In a paper published in the Proceedings of the National Academy of Sciences on Tuesday, they said they hoped to use the invention to design better machines to detect polluting gases such as carbon dioxide.
"It's very important for the environment," said lead author Shoji Takeuchi of the Institute of Industrial Science at the University of Tokyo.
Takeuchi and colleagues injected parts of the DNA of three insects -- the silkmoth, diamondback moth and fruit fly -- into eggs extracted from the African clawed frog.
He likened the eggs to "platforms" and said studies in the past found that certain segments of DNA from the three insects were responsible for detecting odors and gases.
"We inject DNA into the frog eggs and then we can make some very useful and inexpensive sensors," said Takeuchi.
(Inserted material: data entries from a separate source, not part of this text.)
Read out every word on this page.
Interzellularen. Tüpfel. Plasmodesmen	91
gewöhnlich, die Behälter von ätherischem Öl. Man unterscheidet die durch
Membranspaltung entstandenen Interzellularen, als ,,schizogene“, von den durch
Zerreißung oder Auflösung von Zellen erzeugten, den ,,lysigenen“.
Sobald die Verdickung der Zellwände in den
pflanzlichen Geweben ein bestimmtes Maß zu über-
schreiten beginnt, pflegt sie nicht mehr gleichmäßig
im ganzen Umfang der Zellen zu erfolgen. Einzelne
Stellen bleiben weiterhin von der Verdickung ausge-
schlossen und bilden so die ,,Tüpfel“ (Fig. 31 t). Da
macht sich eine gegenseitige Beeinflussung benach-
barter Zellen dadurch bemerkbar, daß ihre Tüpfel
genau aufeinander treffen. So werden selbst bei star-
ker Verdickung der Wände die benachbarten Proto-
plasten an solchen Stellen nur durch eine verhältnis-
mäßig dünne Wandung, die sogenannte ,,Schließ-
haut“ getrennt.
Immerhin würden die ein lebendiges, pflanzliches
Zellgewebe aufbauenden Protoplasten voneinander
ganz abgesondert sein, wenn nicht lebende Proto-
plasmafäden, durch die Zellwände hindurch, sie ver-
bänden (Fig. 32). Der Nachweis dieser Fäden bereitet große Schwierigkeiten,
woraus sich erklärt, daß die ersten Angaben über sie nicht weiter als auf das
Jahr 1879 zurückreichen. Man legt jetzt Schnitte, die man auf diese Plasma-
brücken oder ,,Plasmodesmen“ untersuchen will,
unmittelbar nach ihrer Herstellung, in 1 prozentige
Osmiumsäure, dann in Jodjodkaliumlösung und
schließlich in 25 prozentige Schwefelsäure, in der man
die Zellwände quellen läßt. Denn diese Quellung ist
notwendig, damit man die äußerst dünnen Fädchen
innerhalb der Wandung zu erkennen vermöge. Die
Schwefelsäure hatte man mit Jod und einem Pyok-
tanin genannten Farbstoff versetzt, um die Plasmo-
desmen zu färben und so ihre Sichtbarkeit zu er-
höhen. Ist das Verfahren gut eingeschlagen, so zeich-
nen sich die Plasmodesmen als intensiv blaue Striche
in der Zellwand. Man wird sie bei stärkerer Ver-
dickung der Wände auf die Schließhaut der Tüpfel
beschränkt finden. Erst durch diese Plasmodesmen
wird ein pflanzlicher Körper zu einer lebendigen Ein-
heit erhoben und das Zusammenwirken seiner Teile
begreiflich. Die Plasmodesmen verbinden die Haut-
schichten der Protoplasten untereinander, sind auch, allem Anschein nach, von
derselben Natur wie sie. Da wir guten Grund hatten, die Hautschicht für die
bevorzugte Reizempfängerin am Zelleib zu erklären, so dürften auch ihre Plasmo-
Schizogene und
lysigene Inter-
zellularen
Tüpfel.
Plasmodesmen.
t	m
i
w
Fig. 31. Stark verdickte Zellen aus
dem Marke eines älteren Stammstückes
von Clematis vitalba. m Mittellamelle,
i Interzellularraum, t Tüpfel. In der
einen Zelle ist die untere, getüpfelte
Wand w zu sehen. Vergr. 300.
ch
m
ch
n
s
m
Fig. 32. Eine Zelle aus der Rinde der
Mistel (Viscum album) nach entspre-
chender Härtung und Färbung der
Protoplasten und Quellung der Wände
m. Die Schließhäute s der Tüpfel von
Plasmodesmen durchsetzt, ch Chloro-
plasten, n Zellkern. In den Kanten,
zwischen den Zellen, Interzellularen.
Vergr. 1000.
These genetically engineered eggs were later placed in a specially designed cartridge where they were exposed to different smells and chemicals.
"We used three kinds of pheromones and one odorant (all four were chemically very similar) and they (the eggs) could clearly separate and detect the different types of smells and chemicals," Takeuchi said by telephone.
The team hopes to use the same method to detect gases such as carbon dioxide in the future.
"When you think about the mosquito, it is able to find people because of carbon dioxide from the human. So the mosquito has CO2 receptors. When we can (extract) DNA (from the mosquito) we can put this DNA into the frog eggs to detect CO2," Takeuchi said.